Il Festival di Corti Teatrali al femminile “Donna Mostra Donna” nasce dalla volontà di sedimentare, stimolare e creare uno spazio culturale indipendente dove le donne possano raccontare le loro storie e la visione del mondo in cui oggi si muovono, lavorano, si affermano, interagiscono, producono arte. L’organizzazione promotrice del Festival intende sfruttare il potenziale proprio del teatro per rielaborare la quotidianità attraverso un percorso artistico che vede le giovani donne protagoniste.  Questa iniziativa fa sì che esse trovino un luogo confortevole dove raccontare il loro punto di vista e dove poter scambiare idee, esperienze e vissuti tra le partecipanti stesse, il territorio e gli organizzatori.  Questa iniziativa parte dal presupposto che l’arte e la cultura non siano ”oggetti” di esclusiva pertinenza di pochi, ma che debbano essere affidate a tutti e tutte indistintamente, per esaltare il singolo e la comunità, la creatività sociale, nell’intento di creare legami tra persone e linguaggi diversi; inoltre intende dimostrare che non sono l’arte e la creatività a mancare, ma piuttosto gli spazi dove essa possa essere rappresentata e vissuta. In questo senso l’Associazione Culturale Aktivamente ha individuato nel teatro un luogo ideale dove mettere in pratica queste idee. Il teatro non è solo “immagine”, “forma”, “opera”, ma processo liberatorio, agire artistico che s’identifica con la vita come principale atto di libertà, come forza dirompente, come creazione di mondi possibili.

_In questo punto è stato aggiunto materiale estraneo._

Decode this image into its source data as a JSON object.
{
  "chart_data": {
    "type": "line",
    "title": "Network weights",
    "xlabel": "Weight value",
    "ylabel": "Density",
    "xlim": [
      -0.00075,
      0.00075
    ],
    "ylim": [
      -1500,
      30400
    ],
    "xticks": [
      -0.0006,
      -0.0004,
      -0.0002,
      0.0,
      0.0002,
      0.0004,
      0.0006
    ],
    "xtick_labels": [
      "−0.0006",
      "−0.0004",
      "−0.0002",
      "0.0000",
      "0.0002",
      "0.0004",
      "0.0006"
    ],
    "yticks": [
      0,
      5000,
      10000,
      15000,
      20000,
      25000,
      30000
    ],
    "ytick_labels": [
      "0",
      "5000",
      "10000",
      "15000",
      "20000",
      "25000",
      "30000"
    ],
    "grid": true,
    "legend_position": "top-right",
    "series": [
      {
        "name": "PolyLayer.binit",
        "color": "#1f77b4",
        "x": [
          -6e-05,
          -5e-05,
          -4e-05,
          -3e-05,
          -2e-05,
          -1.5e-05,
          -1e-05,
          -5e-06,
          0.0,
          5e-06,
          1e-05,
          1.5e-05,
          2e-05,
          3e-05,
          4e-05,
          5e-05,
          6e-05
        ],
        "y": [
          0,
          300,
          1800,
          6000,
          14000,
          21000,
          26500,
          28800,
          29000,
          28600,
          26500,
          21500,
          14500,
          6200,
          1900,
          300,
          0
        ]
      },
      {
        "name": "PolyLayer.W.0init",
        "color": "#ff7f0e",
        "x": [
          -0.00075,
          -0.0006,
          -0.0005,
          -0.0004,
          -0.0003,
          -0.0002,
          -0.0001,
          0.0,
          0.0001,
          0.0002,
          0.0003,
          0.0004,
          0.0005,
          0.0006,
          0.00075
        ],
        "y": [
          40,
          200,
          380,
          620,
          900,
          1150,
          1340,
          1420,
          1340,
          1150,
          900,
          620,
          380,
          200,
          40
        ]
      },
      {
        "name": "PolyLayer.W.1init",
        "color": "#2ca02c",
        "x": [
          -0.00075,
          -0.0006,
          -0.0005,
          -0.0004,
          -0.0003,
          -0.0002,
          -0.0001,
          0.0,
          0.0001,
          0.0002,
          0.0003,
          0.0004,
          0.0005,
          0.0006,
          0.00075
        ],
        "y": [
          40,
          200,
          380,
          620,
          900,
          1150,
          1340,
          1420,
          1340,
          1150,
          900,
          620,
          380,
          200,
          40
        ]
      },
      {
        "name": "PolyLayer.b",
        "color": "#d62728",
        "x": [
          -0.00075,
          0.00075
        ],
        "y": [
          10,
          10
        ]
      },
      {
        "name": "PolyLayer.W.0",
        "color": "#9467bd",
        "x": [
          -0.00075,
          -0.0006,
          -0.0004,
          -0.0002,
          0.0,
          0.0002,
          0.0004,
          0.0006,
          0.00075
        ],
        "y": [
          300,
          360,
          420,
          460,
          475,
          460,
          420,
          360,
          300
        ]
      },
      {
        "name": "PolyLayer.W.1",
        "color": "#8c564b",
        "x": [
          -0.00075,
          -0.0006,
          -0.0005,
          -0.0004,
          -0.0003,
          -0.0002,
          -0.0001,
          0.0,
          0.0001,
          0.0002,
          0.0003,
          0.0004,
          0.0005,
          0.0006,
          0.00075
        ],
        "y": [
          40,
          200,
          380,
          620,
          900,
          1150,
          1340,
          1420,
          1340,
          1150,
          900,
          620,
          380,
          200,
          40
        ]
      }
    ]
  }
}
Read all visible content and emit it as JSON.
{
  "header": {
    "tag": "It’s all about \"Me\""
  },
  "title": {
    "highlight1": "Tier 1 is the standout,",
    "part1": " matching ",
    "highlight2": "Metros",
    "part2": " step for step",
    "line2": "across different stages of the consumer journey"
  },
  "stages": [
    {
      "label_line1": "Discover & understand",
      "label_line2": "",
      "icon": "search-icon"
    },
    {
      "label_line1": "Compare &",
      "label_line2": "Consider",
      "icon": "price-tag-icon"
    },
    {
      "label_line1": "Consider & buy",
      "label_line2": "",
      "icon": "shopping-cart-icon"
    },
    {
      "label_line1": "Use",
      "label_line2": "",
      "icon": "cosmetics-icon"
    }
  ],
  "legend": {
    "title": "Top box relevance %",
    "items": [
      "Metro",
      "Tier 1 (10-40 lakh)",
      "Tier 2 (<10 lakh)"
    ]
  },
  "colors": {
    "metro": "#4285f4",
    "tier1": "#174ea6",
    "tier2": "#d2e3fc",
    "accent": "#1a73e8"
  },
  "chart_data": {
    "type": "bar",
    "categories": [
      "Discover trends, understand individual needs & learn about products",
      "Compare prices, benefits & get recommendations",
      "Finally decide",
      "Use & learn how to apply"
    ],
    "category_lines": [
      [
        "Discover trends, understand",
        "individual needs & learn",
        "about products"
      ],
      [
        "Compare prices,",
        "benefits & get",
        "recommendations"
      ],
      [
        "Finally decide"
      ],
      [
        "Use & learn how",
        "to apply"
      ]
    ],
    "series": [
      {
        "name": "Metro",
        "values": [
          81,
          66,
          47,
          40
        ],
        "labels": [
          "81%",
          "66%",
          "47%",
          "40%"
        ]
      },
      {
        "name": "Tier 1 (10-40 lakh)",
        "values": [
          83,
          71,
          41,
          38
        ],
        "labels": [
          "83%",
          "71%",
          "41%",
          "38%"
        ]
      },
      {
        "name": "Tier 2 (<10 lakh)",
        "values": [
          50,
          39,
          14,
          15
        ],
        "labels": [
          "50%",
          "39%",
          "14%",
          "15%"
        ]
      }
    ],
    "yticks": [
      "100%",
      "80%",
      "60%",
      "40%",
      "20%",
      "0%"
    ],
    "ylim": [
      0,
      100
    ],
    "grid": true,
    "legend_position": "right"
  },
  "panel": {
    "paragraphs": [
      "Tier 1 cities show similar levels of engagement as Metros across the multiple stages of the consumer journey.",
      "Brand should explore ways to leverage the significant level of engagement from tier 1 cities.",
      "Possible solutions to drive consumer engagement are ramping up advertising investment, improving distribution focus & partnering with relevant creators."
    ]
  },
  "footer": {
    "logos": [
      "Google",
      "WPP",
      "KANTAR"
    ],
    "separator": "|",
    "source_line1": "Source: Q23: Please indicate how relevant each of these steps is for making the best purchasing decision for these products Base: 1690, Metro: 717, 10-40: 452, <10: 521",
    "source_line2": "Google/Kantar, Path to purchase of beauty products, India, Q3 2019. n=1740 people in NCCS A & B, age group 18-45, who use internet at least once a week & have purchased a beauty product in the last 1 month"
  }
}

Obiettivo del progetto è quello di sedimentare, stimolare e allargare la partecipazione delle donne nell’arte, ed in particolare nel teatro, così come quello di ampliare i canali di diffusione delle sfide, ineguaglianze e dei disagi che emergono dalle opere. L’intento è quello di costruire un contenitore di storie senza confini territoriali o culturali ma che rappresentano la condizione della donna nel mondo. Le tematiche che emergono nelle varie edizioni del festival “DMD”,  portano alla luce le grandi sfide e i grandi disagi che le donne si trovano oggi a dover affrontare: precarietà lavorativa, violenza domestica, mercificazione dell’immagine e desiderio di autodeterminazione del sè, mobbing e discriminazione di genere. Oltre al disagio emerge l’esigenza di riappropriazione degli spazi pubblici e privati, la volontà di affermare la donna come soggetto attivo e partecipante all’interno dei processi sociali, politici e culturali del nostro paese. Questa esigenza si manifesta, all’interno delle varie piéce teatrali, attraverso l’ironia, il coraggio, l’allegria, la critica sociale, la voglia di raccontarsi e di mettere in rete le proprie esperienze costruendo ponti di solidarietà.